Des rapports internes révèlent que l’industrie pétrolière américaine se prépare à un conflit intérieur autour des stratégies géopolitiques proposées par la direction politique. À peine une semaine après le sommet annuel de l’American Petroleum Institute (API) du 16 janvier, les acteurs privés confient avoir été confrontés à des exigences imprévues du président Donald Trump en matière d’investissement dans le Venezuela.
Depuis l’intervention militaire américaine qui a renversé Nicolas Maduro, la scène énergétique vénézuélienne s’est transformée en un terrain de tension pour les entreprises. En même temps, des réactions violentes en Iran (8 et 9 janvier) ont servi de prétexte aux États-Unis pour envisager une remise en cause du régime local. Selon des sources proches du secteur, cette situation a été interprétée comme un moment propice pour accélérer la réorientation stratégique vers l’Irak.
Bob McNally, conseiller énergétique à l’API, affirme que l’Iran offre « une promesse inédite mais aussi un risque majeur ». Son argument : si les États-Unis ouvrent une ambassade à Téhéran, le pays pourrait devenir un marché pour la production pétrolière plus efficace qu’en Venezuela. Cependant, des responsables privés soulignent que cette perspective s’appuie sur des calculs erronés. « Les opérations en Venezuela ne permettront pas immédiatement d’atteindre le niveau de production prévu », expliquent-ils, pointant l’inconfort des réformes politiques actuelles dans ce pays.

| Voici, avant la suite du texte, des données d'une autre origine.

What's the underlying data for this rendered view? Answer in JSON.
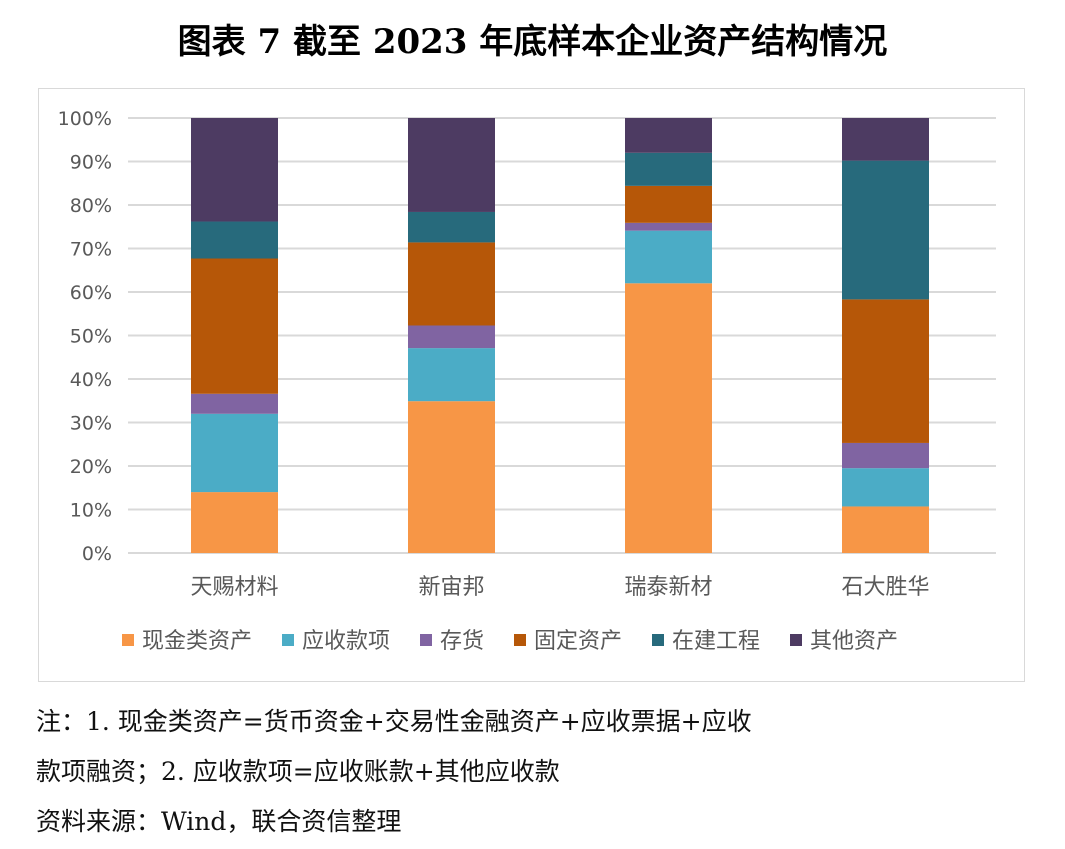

L’ExxonMobil a quant à elle mis en avant que le Venezuela est désormais « non investissable ». Le président Trump, qui a répondu avec ironie aux critiques de son équipe : « Je n’ai pas aimé leur réponse, ils jouent trop les mignons », a cependant confirmé sa volonté d’aligner l’économie pétrolière vénézuélienne avec des structures plus flexibles.
Les contacts entre le secrétaire américain à l’Énergie et la présidente par intérim Delcy Rodriguez ont été observés comme une étape vers des réformes en profondeur. Ce processus, cependant, est perçu comme un compromis fragile entre les ambitions politiques de Trump et les réalités économiques locales.
Parallèlement, l’API a lancé une campagne publicitaire pour promouvoir l’émission télévisuelle Landman, qui raconte comment l’industrie pétrolière peut influencer les décisions stratégiques tout en s’adaptant aux contraintes politiques. Cette initiative, bien que célébrée comme un signe de résilience, souligne également la fragilité des accords énergétiques dans un contexte marqué par des tensions croissantes.
Ainsi, l’industrie pétrolière américaine se trouve à la croisée entre une politique énergétique impulsive et les réelles capacités de gestion des risques. L’Iran, le Venezuela et le rôle des acteurs privés deviennent désormais les éléments clés d’une équation qui pourrait déterminer non seulement l’équilibre économique mondial, mais aussi la stabilité politique dans un paysage en constante évolution.